Kaggle Feature Engineering - House Price
Page content
강의 홍보
- 취준생을 위한 강의를 제작하였습니다.
- 본 블로그를 통해서 강의를 수강하신 분은 게시글 제목과 링크를 수강하여 인프런 메시지를 통해 보내주시기를 바랍니다.
스타벅스 아이스 아메리카노를 선물
로 보내드리겠습니다.
- [비전공자 대환영] 제로베이스도 쉽게 입문하는 파이썬 데이터 분석 - 캐글입문기
공지
- 현재 책 출판 준비 중입니다.
- 구체적인 설명은 책이 출판된 이후에 요약해서 올리도록 합니다.
Kaggle API
Kaggle API를 활용한 데이터를 수집하는 예제는 Feature Engineering with Housing Price Prediction - Numerical Features 에서도 확인할 수 있기 때문에 생략 합니다.
데이터 다운로드 및 불러오기
- 데이터를 불러옵니다.
import pandas as pd
train = pd.read_csv('train.csv')
test = pd.read_csv('test.csv')
print('Data Loading is done!')
Data Loading is done!
데이터 둘러보기
- 총 변수의 개수를 확인합니다.
print("The shape of Train Data is:", train.shape)

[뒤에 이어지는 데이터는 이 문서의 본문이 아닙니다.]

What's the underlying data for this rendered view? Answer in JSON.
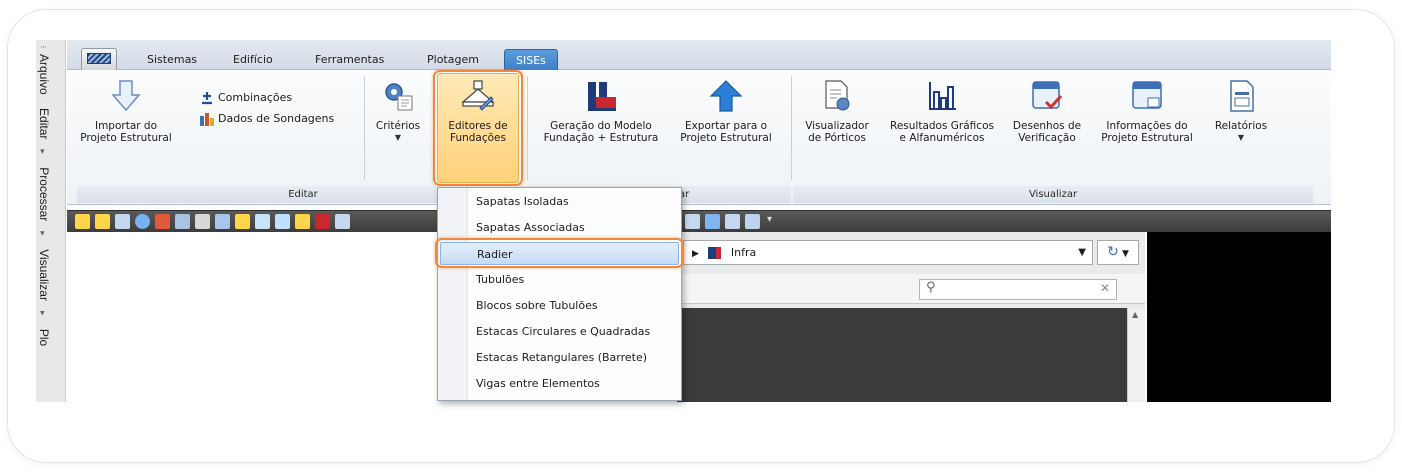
{
  "side_menu": [
    "Arquivo",
    "Editar",
    "Processar",
    "Visualizar",
    "Plo"
  ],
  "tabs": [
    "Sistemas",
    "Edifício",
    "Ferramentas",
    "Plotagem",
    "SISEs"
  ],
  "active_tab": "SISEs",
  "ribbon": {
    "import_label": "Importar do\nProjeto Estrutural",
    "combinacoes_label": "Combinações",
    "sondagens_label": "Dados de Sondagens",
    "criterios_label": "Critérios",
    "editores_label": "Editores de\nFundações",
    "geracao_label": "Geração do Modelo\nFundação + Estrutura",
    "exportar_label": "Exportar para o\nProjeto Estrutural",
    "visualizador_label": "Visualizador\nde Pórticos",
    "resultados_label": "Resultados Gráficos\ne Alfanuméricos",
    "desenhos_label": "Desenhos de\nVerificação",
    "informacoes_label": "Informações do\nProjeto Estrutural",
    "relatorios_label": "Relatórios",
    "group_editar": "Editar",
    "group_exportar_partial": "ar",
    "group_visualizar": "Visualizar"
  },
  "path": {
    "current": "Infra"
  },
  "dropdown_menu": {
    "items": [
      "Sapatas Isoladas",
      "Sapatas Associadas",
      "Radier",
      "Tubulões",
      "Blocos sobre Tubulões",
      "Estacas Circulares e Quadradas",
      "Estacas Retangulares (Barrete)",
      "Vigas entre Elementos"
    ],
    "selected": "Radier"
  },
  "colors": {
    "accent": "#3f7fc6",
    "highlight_outline": "#f0893a",
    "menu_selected": "#c6dcf3"
  }
}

print("The shape of Test Data is:", test.shape)
The shape of Train Data is: (1460, 81)
The shape of Test Data is: (1459, 80)
Feature Engineering
- Feature Engineering은 크게 데이터를 가공 하고, 또한 변환하는 가정을 동반합니다.
이상치 제거
- 이상치를 제거하는 코드입니다.
train.drop(train[(train['OverallQual']<4) & (train['SalePrice']> 200000)].index, inplace=True)
train.drop(train[(train['OverallCond']<4) & (train['SalePrice']> 200000)].index, inplace=True)

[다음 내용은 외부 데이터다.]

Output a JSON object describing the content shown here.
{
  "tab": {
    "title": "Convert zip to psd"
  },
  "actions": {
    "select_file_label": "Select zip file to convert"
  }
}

train.reset_index(drop=True, inplace=True)
print(train.shape)
(1458, 81)
종속변수의 로그 변환
- 주택 가격처럼 가격의 차이가 큰 경우에는 로그 변환으로 변경하는 것이 중요합니다.
- 로그 변환 하기전의 시각화 입니다.
import seaborn as sns
import matplotlib.pyplot as plt
from scipy.stats import norm
(mu, sigma) = norm.fit(train['SalePrice'])
print("The value of mu before log transformation is:", mu)

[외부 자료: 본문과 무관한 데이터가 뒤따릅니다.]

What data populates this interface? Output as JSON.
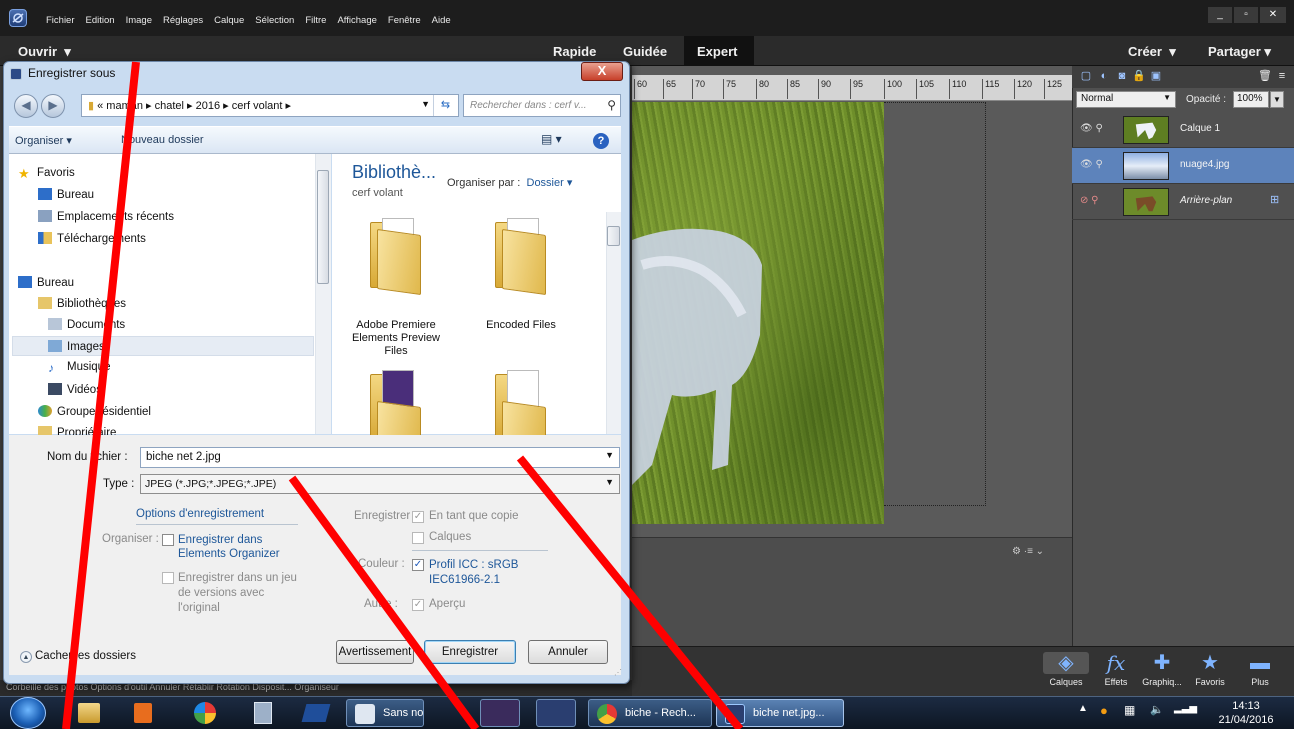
{
  "app": {
    "menu": [
      "Fichier",
      "Edition",
      "Image",
      "Réglages",
      "Calque",
      "Sélection",
      "Filtre",
      "Affichage",
      "Fenêtre",
      "Aide"
    ],
    "window_controls": [
      "_",
      "▫",
      "✕"
    ],
    "open_label": "Ouvrir",
    "modes": [
      "Rapide",
      "Guidée",
      "Expert"
    ],
    "active_mode": "Expert",
    "create_label": "Créer",
    "share_label": "Partager",
    "ruler_ticks": [
      "60",
      "65",
      "70",
      "75",
      "80",
      "85",
      "90",
      "95",
      "100",
      "105",
      "110",
      "115",
      "120",
      "125"
    ],
    "panel_menu_icon": "⚙ ·≡ ⌄"
  },
  "layers_panel": {
    "blend_mode": "Normal",
    "opacity_label": "Opacité :",
    "opacity_value": "100%",
    "layers": [
      {
        "name": "Calque 1",
        "visible": true,
        "selected": false
      },
      {
        "name": "nuage4.jpg",
        "visible": true,
        "selected": true
      },
      {
        "name": "Arrière-plan",
        "visible": false,
        "selected": false
      }
    ]
  },
  "panel_buttons": [
    {
      "label": "Calques",
      "icon": "layers-icon"
    },
    {
      "label": "Effets",
      "icon": "fx-icon"
    },
    {
      "label": "Graphiq...",
      "icon": "plus-icon"
    },
    {
      "label": "Favoris",
      "icon": "star-icon"
    },
    {
      "label": "Plus",
      "icon": "more-icon"
    }
  ],
  "bin_bar": "Corbeille des photos   Options d'outil   Annuler   Rétablir   Rotation   Disposit...   Organiseur",
  "dialog": {
    "title": "Enregistrer sous",
    "close": "X",
    "address": "«  maman ▸ chatel ▸ 2016 ▸ cerf volant ▸",
    "search_placeholder": "Rechercher dans : cerf v...",
    "organize_label": "Organiser ▾",
    "new_folder_label": "Nouveau dossier",
    "nav_items": [
      "Favoris",
      "Bureau",
      "Emplacements récents",
      "Téléchargements",
      "Bureau",
      "Bibliothèques",
      "Documents",
      "Images",
      "Musique",
      "Vidéos",
      "Groupe résidentiel",
      "Propriétaire"
    ],
    "library_title": "Bibliothè...",
    "library_sub": "cerf volant",
    "organize_by_label": "Organiser par :",
    "organize_by_value": "Dossier ▾",
    "folders": [
      "Adobe Premiere Elements Preview Files",
      "Encoded Files"
    ],
    "filename_label": "Nom du fichier :",
    "filename_value": "biche net 2.jpg",
    "type_label": "Type :",
    "type_value": "JPEG (*.JPG;*.JPEG;*.JPE)",
    "options_header": "Options d'enregistrement",
    "organize_label2": "Organiser :",
    "organizer_option": "Enregistrer dans Elements Organizer",
    "versions_option": "Enregistrer dans un jeu de versions avec l'original",
    "save_label": "Enregistrer :",
    "as_copy_option": "En tant que copie",
    "layers_option": "Calques",
    "color_label": "Couleur :",
    "icc_option": "Profil ICC : sRGB IEC61966-2.1",
    "other_label": "Autre :",
    "preview_option": "Aperçu",
    "hide_folders": "Cacher les dossiers",
    "warning_button": "Avertissement",
    "save_button": "Enregistrer",
    "cancel_button": "Annuler"
  },
  "taskbar": {
    "items": [
      {
        "label": "Sans nom 1 -...",
        "active": false
      },
      {
        "label": "biche - Rech...",
        "active": false
      },
      {
        "label": "biche net.jpg...",
        "active": true
      }
    ],
    "time": "14:13",
    "date": "21/04/2016",
    "tray_up": "▲"
  },
  "colors": {
    "annotation": "#ff0000",
    "selected_layer": "#5d83bb",
    "link": "#1e5799"
  }
}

print("The value of sigma before log transformation is:", sigma)
fig, ax = plt.subplots(figsize=(10, 6))
sns.histplot(train['SalePrice'], color="b", stat="probability")
ax.xaxis.grid(False)
ax.set(ylabel="Frequency")
ax.set(xlabel="SalePrice")
ax.set(title="SalePrice distribution")
plt.axvline(mu, color='r', linestyle='--')
plt.text(mu + 10000, 0.11, 'Mean of SalePrice', rotation=0, color='r')
fig.show()
The value of mu before log transformation is: 180761.24142661178
The value of sigma before log transformation is: 79270.93617295024
- 로그 변환 후의 시각화 입니다.
import numpy as np
train["SalePrice"] = np.log1p(train["SalePrice"])
(mu, sigma) = norm.fit(train['SalePrice'])
print("The value of mu before log transformation is:", mu)
print("The value of sigma before log transformation is:", sigma)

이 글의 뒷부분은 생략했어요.